One of the perks of Melanie’s new job is she gets to hire her own assistant, and though she has her eye (so to speak) on a male candidate, ultimately Phoebe Sutton (Ashlynn Yennie) gets the job. Needless to say, given that she’s a character in a Lifetime movie with the word “Wrong” in the title, she’s Up To No Good from the get-go. She seems nice enough but she has a chip on her shoulder that comes, we find out later, from having been an orphan: her mother died of cancer when she was three and her father died when she was six. She was briefly taken in by a grandmother but grandma decided she couldn’t handle going through the child-raising thing again and palmed her off on the foster-care system, where at least one of her foster dads raped her. She frequently tells Melanie that some people have it all and others have nothing, and though Melanie ignores this we know it’s a warning that Phoebe is planning to move in and take over Melanie’s life: her job, her husband, her daughter, her home. Through the whole movie we’re kept in suspense as to What Makes Phoebe Run: she gets cruised by one of the agency’s biggest clients, car dealer Roger (Eric Roberts, who seems to be reduced to playing these seedy old letches on Lifetime films), and they trade dirty pictures of each other’s private parts online and finally meet — only Phoebe strangles him to death, apparently because he resembled the foster father who molested her.

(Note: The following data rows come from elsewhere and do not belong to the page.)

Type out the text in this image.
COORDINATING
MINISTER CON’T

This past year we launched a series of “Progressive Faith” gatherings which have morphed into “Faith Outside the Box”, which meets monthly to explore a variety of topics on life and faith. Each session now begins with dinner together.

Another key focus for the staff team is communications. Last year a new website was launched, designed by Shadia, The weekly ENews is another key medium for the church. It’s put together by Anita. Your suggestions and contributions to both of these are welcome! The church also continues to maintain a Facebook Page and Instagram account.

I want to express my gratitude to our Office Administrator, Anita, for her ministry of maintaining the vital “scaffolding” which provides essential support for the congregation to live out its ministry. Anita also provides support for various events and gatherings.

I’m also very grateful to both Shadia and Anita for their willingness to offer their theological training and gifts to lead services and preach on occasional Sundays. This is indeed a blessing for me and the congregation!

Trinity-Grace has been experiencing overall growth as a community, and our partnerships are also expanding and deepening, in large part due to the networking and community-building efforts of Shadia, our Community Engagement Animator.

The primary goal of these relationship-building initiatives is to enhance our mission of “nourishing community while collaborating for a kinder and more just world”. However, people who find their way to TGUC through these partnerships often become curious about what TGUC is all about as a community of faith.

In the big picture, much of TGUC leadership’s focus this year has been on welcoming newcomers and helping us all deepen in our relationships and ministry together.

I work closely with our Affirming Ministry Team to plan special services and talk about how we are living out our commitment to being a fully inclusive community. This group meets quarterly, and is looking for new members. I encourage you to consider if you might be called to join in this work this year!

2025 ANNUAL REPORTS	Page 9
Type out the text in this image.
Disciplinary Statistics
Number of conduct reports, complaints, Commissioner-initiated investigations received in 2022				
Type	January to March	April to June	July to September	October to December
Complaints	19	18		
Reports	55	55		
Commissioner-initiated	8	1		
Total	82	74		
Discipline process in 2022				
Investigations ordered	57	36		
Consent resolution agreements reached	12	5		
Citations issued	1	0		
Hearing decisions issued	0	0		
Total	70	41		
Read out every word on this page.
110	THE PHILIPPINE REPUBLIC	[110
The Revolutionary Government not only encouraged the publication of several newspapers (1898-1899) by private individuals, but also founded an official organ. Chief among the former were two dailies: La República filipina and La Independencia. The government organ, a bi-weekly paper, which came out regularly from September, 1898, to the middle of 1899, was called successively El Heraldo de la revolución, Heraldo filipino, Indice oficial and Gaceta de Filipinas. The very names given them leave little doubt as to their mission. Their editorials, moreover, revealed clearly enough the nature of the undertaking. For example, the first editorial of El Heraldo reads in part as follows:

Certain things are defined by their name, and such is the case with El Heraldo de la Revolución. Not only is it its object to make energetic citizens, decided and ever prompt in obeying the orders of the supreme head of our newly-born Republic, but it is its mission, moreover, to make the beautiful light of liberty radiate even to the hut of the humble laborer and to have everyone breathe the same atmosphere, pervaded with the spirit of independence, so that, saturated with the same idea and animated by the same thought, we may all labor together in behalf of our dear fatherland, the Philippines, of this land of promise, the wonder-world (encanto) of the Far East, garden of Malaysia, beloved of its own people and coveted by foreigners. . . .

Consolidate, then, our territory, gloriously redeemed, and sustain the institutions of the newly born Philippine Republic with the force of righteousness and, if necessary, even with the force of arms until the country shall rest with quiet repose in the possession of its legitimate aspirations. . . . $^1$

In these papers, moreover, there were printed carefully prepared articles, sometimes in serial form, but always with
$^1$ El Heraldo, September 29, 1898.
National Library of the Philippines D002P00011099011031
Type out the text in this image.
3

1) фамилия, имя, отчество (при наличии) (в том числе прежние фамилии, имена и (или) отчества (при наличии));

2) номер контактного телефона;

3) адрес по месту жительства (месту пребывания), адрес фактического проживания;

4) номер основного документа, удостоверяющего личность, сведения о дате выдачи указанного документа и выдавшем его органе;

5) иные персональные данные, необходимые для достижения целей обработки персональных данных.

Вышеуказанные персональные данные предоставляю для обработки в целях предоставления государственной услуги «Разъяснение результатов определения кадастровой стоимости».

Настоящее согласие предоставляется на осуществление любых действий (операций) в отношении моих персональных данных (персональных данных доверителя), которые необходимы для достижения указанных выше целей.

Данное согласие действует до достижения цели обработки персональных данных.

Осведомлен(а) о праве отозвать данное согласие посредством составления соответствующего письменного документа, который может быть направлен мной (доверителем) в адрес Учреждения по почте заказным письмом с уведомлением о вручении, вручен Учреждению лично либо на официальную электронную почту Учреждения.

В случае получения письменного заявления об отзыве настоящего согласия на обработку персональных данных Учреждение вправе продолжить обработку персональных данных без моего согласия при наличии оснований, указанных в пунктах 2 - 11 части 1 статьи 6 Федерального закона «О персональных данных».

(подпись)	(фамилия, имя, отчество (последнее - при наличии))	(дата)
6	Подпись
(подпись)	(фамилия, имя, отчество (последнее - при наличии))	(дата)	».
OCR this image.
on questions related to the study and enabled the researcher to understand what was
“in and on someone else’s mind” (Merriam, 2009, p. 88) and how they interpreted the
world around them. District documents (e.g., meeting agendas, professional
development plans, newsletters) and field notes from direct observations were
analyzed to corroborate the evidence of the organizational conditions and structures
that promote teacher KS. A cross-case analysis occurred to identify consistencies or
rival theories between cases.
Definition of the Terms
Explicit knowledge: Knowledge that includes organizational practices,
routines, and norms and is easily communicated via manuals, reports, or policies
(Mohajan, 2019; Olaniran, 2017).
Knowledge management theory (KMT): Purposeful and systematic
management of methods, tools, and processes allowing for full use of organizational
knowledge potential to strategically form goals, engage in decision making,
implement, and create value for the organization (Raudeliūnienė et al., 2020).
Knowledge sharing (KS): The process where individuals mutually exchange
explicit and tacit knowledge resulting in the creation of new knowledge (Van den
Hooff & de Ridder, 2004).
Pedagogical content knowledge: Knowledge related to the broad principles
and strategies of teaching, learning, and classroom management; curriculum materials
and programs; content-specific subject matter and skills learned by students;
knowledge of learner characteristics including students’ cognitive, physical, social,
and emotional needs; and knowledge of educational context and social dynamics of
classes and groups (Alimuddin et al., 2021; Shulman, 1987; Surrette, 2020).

She also kills a couple of other people who catch on to her secret, including Jason (Jared Scott), a teenager with a skill for computer hacking who caught on to Phoebe’s real name — Lisa Nolan — and history: she was in a halfway house for two months after having been released from a women’s prison on an assault charge; and Kellyanne (Dominique Swain, a talented actress who deserves better — and longer — parts than this), who was her Lesbian lover in prison, followed her to the halfway house and agreed to serve as a fake “reference” for her so she could get the job with Melanie.

Phoebe also steals a list of potential contacts for new accounts from one of her co-workers and justifies it in an almost Trumpian manner that it’s a dog-eat-dog world and you need to do what you have to do to get ahead — and she’s so good she even fools Samantha, who wonders if she should fire Melanie and give Phoebe her job. (It’s ultra-rare for a Vivica A. Fox character to be taken in by the villainess.) Then Carol Graham (ya remember Carol Graham?) returns from her long-term vacation and we find out what this was really all about: for much of the movie I was thinking the Lifetime cliché they were going to pull was that Alex had had an affair — or at least a one-night stand — with Phoebe and Phoebe had formed an obsession about it, but the ultimate resolution is a bit more creative than that. Remember that Phoebe’s mom died when she was three and her dad died when she was six? Well, it seems that in the intervening period after her mom died, her dad remarried — only after dad died his new wife decided she wanted no part of the burden of raising a child as a single mother when she had no biological connection with her at all. So she palmed little Lisa on her dad’s mom, who then threw her onto the untender mercies of the foster-care system — and the woman who did that to Lisa was Carol Graham, Melanie Anderson’s mother. So Lisa, now Phoebe, blames Melanie and her mom for cheating her out of the life she deserved. The Wrong Mommy is an O.K. Lifetime movie redeemed by Ashlynn Yennie’s performance as Phoebe; she manages the barely motivated shifts in the character’s character on a dime and etches a vivid portrait of a woman torn apart by a rough life filled with rejection that has left her literally homicidally crazy. Despite her tongue-twisting mouthful of a name, this is a woman that deserves major stardom!